Recent research suggests that as the metal hip replacement parts rub against each other, microscopic particles of cobalt and chromium may be shed into the body, which can result in metal poisoning. This may result in soft tissue damage, inflammatory reactions, bone loss, genetic damage, asceptic fibrosis, local necrosis or other problems that may lead to the need for a risky hip revision surgery.

Concerns about the safety of all-metal implants increased in 2010, after a DePuy ASR metal hip recall was issued due to higher-than-expected failure rates.

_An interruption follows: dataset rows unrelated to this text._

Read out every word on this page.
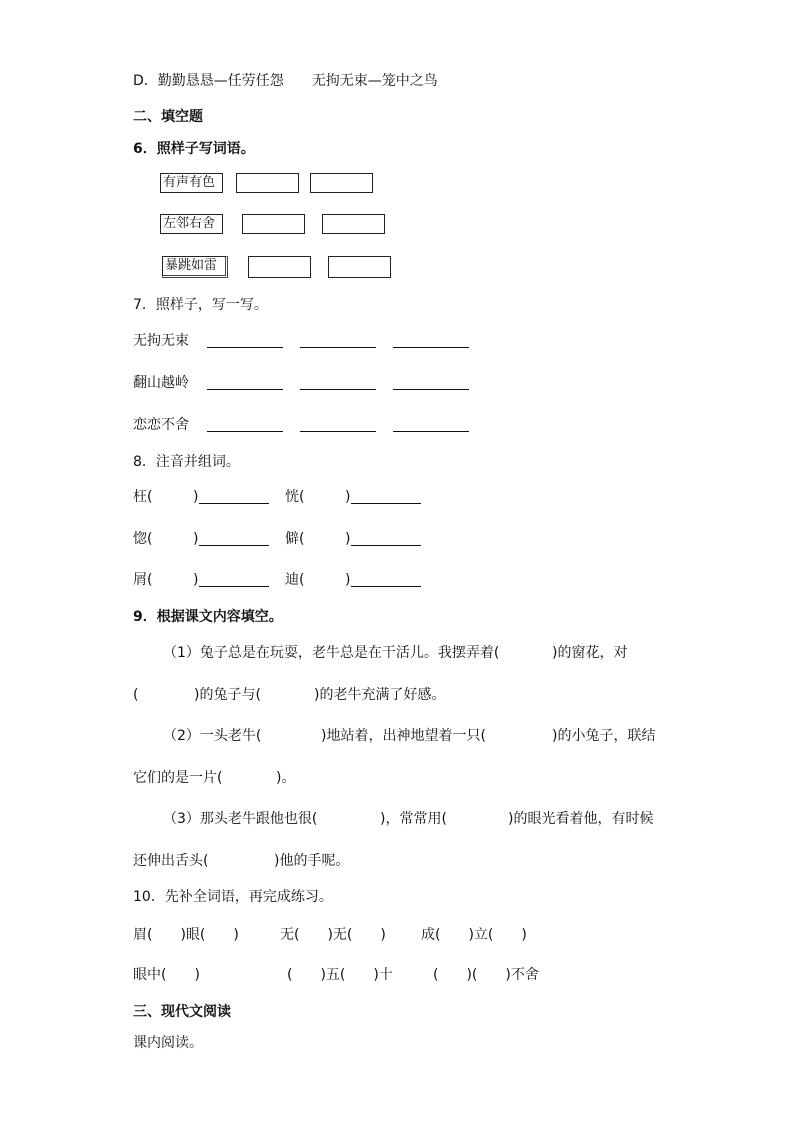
D．勤勤恳恳—任劳任怨　　无拘无束—笼中之鸟
二、填空题
6．照样子写词语。
有声有色
左邻右舍
暴跳如雷
7．照样子，写一写。
无拘无束
翻山越岭
恋恋不舍
8．注音并组词。
枉 (	)	恍 (	)
惚 (	)	僻 (	)
屑 (	)	迪 (	)
9．根据课文内容填空。
（1）兔子总是在玩耍，老牛总是在干活儿。我摆弄着(	)的窗花，对
(	)的兔子与(	)的老牛充满了好感。
（2）一头老牛(	)地站着，出神地望着一只(	)的小兔子，联结
它们的是一片(	)。
（3）那头老牛跟他也很(	)，常常用(	)的眼光看着他，有时候
还伸出舌头(	)他的手呢。
10．先补全词语，再完成练习。
眉(　　)眼(　　)	无(　　)无(　　)	成(　　)立(　　)
眼中(　　)	(　　)五(　　)十	(　　)(　　)不舍
三、现代文阅读
课内阅读。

More than 90,000 of the recalled implants were sold worldwide before the problems were acknowledged by the manufacturer, and hundreds of individuals in the United States have filed a DePuy ASR hip lawsuitafter experiencing complications with the implant.

In addition to DePuy and Biomet, a number of other artificial hip manufacturers also make all-metal implants, which have also been the subject of similar product liability lawsuits.

In May 2011, the FDA asked device manufacturers to obtain more information about the level at which the metal particles shed by hip replacements becomes dangerous, how much metal they actually shed and what the potential side effects of metallosis are.

4 Comments

  • MikeApril 23, 2012 at 4:12 pm

    I,ve had mine for only a year and 5 months. I am having a revision in two months because of mild to sever pain. My crommium and colbolt level .7 and .5. This will cost me my hardwoodfloor career of 30 years. I am very upset. Lawyers i,ve talked to don,t seem it,s a big deal ? I am hyber senstive to cemicals. The lawyer I have never returns my phone calls either.

  • ABDULAUNApril 1, 2012 at 3:13 am

    I had hip replacement of the same name and type on aug.07 2006;it seperated while in the hospital which cause me serious pain and so another implant was needed.Started having problems again for four years , then Feb. 2011 I had revision again but while in recovery rm xrays showed it had seperated again causing me to return to surgery.

  • JerryMarch 20, 2012 at 4:02 am

    You state mom hip are to get a recall on 3/13/12, will that be Biomet m2a??

  • deeFebruary 2, 2012 at 9:51 pm

    I filed a lawsuit against Biomet- I had emergency surgery in Dec. 2011 to revise my Magnum hip replacement device. I had it for 5 years, developed metallosis and tissue necrosis.